В тот вечер в сиянье жаровни она дала покой уму, что прежде не утомлялся ни разу, и взалкала общества отца своего, чтоб получить от него похвалы, о заслуженности коих ее спутники не ведали.
«Еще два дня», — сказало сердце Мэри, горестно беседуя с нею, когда поутру отправились дальше, но гнала она даже мысль о том, что пора браться за уловки и проделки. Гнала ее Мэри, но та цеплялась, смутная и тяжкая, как дурной сон, а когда глянула девушка назад, глаза Арта вперились в нее с покоем, от чего она чуть не обезумела. Не разумела она его.
Друг с дружкой они не разговаривали вообще, он ни разу не обратился к ней напрямую с той самой ночи, когда ступил в сияние от жаровни. Поначалу она избегала его в страхе, что целиком был робостью дикарки, а потому сложился у них обычай не обращать друг на дружку внимания, и не стремились они его нарушать, и Мэри не знала, как положить этому конец.

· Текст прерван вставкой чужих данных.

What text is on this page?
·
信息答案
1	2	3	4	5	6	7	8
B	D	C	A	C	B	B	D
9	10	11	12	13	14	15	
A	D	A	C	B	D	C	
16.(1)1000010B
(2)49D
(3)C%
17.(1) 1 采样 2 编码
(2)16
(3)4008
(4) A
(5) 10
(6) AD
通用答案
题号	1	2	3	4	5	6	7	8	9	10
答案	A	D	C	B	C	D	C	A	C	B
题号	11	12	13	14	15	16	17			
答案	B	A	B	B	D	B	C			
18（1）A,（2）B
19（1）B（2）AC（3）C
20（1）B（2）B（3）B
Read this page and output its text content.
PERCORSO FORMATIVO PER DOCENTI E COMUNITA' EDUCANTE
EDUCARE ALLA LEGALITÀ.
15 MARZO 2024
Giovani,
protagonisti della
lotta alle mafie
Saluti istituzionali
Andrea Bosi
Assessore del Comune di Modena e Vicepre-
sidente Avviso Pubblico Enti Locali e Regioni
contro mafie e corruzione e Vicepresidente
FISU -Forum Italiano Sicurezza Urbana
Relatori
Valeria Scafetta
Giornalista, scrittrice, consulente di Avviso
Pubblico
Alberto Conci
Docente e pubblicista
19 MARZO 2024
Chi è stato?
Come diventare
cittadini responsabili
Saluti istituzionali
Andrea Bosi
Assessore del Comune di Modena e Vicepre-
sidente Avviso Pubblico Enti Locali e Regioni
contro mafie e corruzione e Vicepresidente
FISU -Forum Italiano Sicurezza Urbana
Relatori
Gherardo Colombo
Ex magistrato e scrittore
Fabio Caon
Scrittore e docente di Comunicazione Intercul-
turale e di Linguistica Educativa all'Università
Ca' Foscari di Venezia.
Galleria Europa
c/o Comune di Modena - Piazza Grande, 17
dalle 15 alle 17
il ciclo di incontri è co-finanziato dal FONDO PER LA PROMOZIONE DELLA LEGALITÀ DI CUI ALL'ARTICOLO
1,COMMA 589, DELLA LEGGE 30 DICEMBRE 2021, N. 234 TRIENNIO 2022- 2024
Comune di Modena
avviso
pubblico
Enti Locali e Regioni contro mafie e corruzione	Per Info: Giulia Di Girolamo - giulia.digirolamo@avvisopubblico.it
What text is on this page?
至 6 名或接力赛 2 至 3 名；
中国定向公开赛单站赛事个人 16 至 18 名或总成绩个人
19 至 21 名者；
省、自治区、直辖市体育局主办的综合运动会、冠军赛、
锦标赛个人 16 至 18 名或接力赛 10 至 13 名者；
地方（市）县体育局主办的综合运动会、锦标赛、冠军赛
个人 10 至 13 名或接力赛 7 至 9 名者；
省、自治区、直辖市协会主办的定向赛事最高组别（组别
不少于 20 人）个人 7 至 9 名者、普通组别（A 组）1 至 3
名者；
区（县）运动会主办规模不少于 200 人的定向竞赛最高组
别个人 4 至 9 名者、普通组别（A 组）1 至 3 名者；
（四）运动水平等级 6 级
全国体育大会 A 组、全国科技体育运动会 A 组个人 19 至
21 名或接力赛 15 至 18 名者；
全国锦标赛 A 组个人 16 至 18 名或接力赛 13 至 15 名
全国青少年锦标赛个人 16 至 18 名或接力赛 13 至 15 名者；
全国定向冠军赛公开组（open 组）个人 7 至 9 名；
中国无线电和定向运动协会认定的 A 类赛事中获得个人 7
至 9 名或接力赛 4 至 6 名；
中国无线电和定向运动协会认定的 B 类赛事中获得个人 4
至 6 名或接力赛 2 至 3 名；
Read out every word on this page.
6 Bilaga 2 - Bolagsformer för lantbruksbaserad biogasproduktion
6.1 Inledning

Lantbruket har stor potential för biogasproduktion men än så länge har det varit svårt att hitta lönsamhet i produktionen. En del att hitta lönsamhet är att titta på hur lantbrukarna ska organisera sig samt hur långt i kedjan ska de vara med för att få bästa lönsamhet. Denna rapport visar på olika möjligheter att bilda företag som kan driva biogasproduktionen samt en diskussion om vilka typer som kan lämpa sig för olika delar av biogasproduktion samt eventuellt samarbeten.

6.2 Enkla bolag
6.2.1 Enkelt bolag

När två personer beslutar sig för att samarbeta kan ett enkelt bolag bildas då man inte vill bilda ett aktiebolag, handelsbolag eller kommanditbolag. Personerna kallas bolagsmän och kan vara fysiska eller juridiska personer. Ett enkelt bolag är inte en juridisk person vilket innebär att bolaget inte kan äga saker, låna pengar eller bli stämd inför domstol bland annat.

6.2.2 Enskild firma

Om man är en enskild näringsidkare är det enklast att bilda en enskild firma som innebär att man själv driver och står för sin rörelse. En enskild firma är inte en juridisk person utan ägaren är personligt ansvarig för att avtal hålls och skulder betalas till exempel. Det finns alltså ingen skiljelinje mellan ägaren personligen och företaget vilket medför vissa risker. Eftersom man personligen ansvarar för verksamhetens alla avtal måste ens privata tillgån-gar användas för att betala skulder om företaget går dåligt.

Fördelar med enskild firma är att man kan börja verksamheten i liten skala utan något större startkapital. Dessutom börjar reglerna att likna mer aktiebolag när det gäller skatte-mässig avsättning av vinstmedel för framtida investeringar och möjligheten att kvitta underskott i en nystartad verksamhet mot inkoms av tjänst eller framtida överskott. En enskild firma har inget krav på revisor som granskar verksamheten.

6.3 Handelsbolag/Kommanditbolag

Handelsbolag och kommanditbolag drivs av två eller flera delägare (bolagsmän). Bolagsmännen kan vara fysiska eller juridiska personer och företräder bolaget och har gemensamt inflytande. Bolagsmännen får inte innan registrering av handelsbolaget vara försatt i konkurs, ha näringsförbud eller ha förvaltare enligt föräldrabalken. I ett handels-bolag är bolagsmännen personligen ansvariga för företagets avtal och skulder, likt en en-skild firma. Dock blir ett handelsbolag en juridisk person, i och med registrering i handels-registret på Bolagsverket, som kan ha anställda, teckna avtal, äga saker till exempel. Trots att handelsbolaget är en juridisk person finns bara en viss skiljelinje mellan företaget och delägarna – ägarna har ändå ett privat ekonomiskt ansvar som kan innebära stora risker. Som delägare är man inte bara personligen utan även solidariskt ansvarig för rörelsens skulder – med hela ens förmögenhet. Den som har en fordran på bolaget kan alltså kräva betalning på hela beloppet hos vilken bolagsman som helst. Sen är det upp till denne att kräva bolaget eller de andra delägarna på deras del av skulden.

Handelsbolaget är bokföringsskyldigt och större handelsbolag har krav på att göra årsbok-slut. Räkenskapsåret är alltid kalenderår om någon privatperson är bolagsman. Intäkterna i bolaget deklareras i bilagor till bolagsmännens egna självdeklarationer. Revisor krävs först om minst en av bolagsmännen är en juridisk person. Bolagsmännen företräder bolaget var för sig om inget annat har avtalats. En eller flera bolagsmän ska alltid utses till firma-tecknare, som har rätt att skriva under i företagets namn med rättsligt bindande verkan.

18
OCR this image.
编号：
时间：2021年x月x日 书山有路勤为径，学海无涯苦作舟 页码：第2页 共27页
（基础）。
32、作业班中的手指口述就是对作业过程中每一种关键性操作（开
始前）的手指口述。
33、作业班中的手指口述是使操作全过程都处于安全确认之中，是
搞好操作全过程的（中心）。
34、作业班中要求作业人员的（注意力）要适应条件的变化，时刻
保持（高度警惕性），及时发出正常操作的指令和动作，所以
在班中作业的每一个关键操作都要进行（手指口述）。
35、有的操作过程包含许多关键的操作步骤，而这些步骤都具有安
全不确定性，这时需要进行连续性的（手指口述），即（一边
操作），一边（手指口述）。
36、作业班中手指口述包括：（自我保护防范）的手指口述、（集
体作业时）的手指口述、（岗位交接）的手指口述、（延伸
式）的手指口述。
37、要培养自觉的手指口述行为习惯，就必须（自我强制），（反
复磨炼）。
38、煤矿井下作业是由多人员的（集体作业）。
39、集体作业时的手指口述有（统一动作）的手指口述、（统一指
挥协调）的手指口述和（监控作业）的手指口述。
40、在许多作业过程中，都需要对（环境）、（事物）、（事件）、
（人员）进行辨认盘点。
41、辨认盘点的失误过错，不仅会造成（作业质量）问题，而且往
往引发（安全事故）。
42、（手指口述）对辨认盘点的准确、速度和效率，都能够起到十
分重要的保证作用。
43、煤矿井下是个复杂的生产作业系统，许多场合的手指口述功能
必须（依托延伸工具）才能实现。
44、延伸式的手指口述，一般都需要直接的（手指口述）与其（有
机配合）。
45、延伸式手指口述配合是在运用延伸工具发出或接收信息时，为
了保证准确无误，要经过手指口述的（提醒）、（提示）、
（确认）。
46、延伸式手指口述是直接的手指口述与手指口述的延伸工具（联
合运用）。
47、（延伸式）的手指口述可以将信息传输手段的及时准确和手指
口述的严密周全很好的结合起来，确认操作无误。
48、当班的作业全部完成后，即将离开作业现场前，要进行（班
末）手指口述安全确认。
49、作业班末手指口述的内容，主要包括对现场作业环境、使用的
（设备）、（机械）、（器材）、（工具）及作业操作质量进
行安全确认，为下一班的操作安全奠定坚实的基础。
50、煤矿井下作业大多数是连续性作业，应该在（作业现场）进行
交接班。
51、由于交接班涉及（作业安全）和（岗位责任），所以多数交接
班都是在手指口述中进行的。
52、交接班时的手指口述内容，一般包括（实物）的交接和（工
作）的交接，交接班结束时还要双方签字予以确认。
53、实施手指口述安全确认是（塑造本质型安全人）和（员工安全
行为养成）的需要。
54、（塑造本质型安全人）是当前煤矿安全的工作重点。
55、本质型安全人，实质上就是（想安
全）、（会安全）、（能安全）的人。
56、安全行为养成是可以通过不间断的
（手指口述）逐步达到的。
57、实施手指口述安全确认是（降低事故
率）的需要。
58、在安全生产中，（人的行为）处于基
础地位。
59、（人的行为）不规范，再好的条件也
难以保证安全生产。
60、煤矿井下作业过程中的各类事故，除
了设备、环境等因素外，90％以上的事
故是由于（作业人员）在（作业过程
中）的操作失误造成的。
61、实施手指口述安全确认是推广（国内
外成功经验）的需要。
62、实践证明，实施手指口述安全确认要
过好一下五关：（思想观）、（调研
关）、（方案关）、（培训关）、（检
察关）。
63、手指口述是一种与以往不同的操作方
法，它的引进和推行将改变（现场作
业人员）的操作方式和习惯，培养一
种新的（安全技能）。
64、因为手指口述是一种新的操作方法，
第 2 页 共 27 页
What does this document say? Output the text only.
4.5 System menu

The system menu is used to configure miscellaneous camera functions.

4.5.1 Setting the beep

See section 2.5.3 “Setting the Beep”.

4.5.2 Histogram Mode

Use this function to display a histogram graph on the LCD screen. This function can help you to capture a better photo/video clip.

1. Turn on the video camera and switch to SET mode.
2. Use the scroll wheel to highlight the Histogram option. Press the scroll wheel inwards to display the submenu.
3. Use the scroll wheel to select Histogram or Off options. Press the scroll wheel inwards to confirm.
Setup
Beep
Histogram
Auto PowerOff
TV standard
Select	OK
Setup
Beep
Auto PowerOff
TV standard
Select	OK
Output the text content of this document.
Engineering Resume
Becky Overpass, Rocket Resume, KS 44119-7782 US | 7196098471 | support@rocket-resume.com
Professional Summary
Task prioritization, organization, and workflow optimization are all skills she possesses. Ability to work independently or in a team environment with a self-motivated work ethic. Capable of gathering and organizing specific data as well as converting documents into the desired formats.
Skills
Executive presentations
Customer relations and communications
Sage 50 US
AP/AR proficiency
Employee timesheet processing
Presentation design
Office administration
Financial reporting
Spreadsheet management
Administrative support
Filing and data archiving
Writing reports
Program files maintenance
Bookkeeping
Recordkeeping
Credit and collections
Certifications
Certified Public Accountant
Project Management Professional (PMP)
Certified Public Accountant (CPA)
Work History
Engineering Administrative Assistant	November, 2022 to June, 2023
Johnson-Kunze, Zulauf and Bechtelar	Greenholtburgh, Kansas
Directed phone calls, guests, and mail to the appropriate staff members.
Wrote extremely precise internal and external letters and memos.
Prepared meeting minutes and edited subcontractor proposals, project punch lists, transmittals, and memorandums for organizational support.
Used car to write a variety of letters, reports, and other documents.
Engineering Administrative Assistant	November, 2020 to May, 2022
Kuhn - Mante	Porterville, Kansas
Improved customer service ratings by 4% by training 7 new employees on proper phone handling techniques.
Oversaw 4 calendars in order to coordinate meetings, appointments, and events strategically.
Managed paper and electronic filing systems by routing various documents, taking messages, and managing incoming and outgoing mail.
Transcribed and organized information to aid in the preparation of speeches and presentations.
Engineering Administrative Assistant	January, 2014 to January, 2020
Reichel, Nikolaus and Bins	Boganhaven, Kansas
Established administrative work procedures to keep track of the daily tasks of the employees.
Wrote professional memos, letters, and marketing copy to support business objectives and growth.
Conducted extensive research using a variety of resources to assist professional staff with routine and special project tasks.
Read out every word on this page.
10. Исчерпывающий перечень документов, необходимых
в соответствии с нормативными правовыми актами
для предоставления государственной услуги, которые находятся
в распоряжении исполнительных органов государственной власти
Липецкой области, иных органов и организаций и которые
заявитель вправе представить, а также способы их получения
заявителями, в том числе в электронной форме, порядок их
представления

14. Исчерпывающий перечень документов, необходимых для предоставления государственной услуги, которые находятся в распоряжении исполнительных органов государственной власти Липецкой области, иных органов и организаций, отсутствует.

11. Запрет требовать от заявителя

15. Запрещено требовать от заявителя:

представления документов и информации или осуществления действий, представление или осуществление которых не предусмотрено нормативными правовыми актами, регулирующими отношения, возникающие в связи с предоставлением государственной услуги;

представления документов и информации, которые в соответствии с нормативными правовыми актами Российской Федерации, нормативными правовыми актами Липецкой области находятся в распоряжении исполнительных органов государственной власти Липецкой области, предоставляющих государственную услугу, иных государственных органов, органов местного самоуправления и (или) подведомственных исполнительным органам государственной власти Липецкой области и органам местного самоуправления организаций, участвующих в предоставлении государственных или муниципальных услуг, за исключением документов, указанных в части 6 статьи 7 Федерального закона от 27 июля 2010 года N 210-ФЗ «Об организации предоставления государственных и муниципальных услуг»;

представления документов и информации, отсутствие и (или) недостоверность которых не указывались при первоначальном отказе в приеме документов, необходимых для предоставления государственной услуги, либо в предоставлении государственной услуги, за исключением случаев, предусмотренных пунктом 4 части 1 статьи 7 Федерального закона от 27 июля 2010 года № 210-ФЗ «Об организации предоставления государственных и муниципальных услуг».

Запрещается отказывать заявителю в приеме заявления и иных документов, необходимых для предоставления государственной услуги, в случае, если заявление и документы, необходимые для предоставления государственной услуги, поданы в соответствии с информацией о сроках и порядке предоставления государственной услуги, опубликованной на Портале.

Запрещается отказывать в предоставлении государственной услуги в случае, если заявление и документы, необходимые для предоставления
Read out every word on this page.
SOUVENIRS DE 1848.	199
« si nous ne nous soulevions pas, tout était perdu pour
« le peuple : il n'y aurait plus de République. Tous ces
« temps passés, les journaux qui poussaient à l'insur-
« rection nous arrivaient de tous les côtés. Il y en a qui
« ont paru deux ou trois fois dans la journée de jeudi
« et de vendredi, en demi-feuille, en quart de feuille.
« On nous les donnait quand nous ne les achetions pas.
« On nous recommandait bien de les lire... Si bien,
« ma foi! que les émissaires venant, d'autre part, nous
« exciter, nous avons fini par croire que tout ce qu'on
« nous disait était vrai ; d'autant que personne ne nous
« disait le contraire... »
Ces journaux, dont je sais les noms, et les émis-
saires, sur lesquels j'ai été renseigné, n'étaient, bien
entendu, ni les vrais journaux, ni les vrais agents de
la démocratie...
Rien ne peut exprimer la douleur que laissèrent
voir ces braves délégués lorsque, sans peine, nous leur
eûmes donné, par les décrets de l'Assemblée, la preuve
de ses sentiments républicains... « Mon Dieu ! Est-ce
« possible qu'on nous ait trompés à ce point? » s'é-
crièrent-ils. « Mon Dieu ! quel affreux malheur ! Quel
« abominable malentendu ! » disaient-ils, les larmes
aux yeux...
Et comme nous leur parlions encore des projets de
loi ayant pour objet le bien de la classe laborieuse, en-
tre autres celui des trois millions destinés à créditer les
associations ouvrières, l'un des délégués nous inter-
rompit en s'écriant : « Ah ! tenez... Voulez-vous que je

«Два дня!» — повторило ее сердце, вопя это сквозь тенета ее, и вновь она изгнала сердце свое — и ощущала его стенанья, когда их не стало слышно.
Остановились ради полуденной трапезы: хлеб, картошка и чуточка сыра; доли всем достались обильные и запиты были доброй водой из ближнего ручья.
Поводья осла набросили на ветку дерева, предоставив ему свободу ходить кругами. Досталось ему и воды из ручья, и был осел доволен.
Пока сидели они, на дороге показались трое, — увидев их, все стали смотреть за приближением чужаков.
Болтлив да буен был их ход. Каждые несколько шагов движение их замирало в совещании, а затем возобновлялось, подобно битве.